O Governo de Sergipe deu início formal, nesta quarta-feira, 29, aos trabalhos da Comissão Especial Mista de Licitação responsável pela condução dos procedimentos relacionados à Parceria Público-Privada (PPP) do Hospital do Câncer de Sergipe Governador Marcelo Déda Chagas. A instalação ocorreu durante reunião institucional conduzida pelo secretário especial de Gestão e coordenador-geral da PPP, Walter Lima, conforme previsão do Decreto Estadual nº 1.438/2026.
A comissão terá a atribuição de conduzir o processo licitatório para a estruturação e implementação do projeto, considerado o maior investimento em gestão de saúde pública no estado.
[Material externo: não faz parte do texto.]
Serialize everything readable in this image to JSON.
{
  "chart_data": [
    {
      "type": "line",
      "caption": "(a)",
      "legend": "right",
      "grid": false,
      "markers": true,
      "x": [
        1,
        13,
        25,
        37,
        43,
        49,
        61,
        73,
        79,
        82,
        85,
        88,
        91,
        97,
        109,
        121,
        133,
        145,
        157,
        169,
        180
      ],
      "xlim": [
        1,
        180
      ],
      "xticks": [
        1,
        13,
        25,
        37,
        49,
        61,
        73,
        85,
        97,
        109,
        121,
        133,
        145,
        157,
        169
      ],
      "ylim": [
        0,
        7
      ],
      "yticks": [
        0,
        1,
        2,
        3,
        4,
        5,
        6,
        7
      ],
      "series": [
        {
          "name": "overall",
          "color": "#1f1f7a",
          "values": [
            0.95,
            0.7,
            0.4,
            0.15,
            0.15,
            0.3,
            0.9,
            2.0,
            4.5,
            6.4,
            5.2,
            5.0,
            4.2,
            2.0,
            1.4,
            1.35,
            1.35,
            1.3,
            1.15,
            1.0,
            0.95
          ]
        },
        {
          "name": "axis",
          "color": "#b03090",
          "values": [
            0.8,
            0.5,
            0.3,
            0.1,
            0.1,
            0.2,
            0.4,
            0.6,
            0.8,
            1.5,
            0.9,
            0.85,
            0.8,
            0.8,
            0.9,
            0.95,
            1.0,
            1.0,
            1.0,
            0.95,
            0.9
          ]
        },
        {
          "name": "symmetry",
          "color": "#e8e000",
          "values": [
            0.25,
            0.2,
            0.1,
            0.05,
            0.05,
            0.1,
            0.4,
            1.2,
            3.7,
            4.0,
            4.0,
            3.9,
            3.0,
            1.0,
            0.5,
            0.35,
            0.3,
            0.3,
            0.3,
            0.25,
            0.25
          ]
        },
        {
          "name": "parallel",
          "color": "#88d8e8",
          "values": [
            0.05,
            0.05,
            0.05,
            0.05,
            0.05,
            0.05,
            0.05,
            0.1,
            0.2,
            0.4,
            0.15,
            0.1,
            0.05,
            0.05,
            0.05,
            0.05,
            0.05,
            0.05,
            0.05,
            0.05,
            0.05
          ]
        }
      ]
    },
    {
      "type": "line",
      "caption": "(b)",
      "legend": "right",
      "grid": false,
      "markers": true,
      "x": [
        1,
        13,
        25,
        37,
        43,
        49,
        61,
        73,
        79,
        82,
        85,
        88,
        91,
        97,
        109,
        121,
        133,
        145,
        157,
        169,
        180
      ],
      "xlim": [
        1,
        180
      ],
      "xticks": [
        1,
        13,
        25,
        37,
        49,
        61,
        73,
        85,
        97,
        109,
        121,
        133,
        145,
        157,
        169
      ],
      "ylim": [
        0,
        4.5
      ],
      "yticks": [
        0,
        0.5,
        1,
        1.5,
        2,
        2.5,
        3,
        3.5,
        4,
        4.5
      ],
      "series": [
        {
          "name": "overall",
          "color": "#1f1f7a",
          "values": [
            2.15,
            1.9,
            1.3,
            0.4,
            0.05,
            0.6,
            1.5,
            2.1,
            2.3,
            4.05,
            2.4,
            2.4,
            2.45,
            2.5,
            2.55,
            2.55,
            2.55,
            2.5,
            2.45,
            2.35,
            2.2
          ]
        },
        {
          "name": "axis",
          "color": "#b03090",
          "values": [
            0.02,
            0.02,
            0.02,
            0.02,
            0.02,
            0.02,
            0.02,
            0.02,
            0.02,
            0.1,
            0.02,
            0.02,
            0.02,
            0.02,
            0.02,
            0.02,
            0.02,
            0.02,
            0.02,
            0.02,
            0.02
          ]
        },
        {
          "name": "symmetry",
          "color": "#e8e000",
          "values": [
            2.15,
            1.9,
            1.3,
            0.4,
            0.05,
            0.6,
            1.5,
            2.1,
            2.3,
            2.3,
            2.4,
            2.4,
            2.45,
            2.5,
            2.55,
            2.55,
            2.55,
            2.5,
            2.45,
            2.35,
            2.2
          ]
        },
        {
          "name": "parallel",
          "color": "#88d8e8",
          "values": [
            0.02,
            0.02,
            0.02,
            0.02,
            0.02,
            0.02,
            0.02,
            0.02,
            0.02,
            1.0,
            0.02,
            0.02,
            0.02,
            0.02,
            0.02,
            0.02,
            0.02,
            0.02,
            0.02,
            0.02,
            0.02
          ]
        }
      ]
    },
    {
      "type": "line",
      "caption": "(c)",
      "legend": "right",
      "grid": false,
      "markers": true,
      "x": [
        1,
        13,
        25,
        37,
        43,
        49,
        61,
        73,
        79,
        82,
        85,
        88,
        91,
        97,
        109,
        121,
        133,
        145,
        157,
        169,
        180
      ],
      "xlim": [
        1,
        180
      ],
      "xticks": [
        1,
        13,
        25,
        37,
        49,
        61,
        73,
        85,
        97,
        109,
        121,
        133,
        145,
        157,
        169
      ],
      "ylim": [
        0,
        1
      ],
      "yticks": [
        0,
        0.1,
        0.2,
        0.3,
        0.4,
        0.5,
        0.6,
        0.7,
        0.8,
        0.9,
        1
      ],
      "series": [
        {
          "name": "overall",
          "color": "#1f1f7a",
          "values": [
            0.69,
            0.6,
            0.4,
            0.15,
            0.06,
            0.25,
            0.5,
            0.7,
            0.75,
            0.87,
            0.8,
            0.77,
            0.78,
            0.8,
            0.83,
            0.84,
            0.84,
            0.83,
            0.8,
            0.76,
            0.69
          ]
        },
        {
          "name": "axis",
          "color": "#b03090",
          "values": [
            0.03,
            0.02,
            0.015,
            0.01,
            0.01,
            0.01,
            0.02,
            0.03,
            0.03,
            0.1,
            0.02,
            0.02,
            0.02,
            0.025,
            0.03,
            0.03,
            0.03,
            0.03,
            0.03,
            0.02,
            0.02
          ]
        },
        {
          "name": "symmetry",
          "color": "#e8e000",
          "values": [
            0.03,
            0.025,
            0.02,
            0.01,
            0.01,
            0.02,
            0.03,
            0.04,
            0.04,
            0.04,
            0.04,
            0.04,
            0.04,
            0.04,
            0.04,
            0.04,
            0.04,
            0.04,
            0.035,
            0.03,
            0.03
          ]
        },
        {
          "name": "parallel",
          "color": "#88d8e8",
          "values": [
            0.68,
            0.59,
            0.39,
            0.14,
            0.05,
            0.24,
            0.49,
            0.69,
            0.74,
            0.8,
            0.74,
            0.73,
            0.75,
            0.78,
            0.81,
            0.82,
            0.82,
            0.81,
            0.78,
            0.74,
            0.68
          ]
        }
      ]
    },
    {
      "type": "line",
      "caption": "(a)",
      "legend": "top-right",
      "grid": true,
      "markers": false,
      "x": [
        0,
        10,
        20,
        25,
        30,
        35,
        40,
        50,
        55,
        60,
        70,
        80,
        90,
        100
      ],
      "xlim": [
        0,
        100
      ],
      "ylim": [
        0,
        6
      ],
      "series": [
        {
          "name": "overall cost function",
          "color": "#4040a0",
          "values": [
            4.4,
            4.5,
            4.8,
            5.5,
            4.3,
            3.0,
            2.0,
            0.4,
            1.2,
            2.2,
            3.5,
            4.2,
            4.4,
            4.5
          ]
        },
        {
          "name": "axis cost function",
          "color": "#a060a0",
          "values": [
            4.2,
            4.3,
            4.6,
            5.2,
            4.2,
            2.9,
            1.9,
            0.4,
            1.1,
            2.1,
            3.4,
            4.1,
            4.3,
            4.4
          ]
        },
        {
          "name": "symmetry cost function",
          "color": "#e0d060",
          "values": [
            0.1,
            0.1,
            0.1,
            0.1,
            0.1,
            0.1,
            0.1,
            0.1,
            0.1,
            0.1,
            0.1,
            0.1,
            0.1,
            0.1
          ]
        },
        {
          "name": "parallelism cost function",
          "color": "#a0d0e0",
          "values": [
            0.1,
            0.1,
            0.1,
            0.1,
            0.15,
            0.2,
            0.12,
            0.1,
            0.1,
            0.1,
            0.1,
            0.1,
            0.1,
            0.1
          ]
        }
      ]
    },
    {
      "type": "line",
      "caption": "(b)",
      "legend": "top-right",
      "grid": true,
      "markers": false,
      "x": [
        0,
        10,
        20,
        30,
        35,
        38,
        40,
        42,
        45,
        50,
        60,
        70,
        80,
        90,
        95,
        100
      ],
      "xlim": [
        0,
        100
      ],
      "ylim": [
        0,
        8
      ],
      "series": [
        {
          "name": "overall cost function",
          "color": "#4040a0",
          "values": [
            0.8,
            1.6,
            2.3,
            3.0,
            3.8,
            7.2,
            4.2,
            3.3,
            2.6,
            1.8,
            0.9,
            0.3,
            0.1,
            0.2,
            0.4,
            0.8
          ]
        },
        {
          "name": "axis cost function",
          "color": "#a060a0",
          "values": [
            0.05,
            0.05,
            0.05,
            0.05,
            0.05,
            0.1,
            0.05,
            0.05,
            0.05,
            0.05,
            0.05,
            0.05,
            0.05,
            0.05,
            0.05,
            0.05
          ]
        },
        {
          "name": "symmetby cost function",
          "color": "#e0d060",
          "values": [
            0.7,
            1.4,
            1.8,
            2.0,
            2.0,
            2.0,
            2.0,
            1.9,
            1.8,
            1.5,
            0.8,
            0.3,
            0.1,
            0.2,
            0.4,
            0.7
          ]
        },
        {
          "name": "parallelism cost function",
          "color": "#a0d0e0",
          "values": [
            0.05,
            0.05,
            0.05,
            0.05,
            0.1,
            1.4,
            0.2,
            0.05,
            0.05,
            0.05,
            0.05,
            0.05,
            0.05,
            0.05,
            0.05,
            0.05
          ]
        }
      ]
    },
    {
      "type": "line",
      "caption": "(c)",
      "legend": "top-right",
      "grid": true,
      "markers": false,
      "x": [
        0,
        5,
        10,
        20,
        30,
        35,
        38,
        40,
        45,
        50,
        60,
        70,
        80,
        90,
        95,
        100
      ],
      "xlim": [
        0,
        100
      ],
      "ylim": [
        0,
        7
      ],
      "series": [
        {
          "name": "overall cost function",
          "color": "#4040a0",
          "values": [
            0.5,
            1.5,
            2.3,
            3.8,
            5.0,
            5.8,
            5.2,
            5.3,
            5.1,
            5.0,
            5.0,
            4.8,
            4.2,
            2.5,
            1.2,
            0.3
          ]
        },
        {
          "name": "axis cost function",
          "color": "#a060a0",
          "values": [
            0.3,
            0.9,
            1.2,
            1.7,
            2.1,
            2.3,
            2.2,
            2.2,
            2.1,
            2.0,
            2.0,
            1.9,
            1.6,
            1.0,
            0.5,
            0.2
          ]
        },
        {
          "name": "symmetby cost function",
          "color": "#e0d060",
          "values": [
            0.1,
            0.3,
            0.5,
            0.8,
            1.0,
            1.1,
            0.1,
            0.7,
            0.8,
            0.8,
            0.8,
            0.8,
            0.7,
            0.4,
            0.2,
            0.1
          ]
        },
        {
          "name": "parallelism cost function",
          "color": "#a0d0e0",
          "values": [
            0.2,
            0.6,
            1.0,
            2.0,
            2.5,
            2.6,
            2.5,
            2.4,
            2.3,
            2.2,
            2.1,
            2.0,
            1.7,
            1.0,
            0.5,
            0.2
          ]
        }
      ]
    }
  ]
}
A iniciativa integra a estratégia do Governo de Sergipe para ampliar a capacidade de atendimento oncológico e modernizar a oferta de serviços especializados pelo Sistema Único de Saúde (SUS).
Durante a reunião, o secretário Walter Lima destacou a relevância institucional da comissão e a necessidade de que os trabalhos sejam conduzidos com rigor técnico, celeridade processual e estrita observância aos princípios da legalidade, eficiência e transparência.
“Estamos diante de um projeto estratégico para a saúde pública sergipana, que exige responsabilidade institucional e absoluto compromisso com a eficiência administrativa. A atuação da comissão será fundamental para assegurar uma contratação sólida, sustentável e capaz de garantir à população um atendimento oncológico de alta qualidade, com acesso universal e gestão eficiente dos recursos públicos”, afirmou o secretário.
O projeto de PPP foi estruturado pelo Governo de Sergipe, por meio da Secretaria de Estado da Saúde (SES), com apoio técnico da Desenvolve-SE e do Instituto de Planejamento e Gestão de Cidades (IPGC). O modelo prevê uma concessão administrativa voltada à implantação, operação e manutenção de uma unidade hospitalar de alta complexidade dedicada exclusivamente ao tratamento oncológico.
Pelo formato adotado, o parceiro privado será responsável pela gestão da infraestrutura hospitalar, incluindo equipamentos, insumos, manutenção e recursos humanos, enquanto o Estado permanecerá responsável pela regulação e pela garantia do acesso universal e gratuito aos serviços.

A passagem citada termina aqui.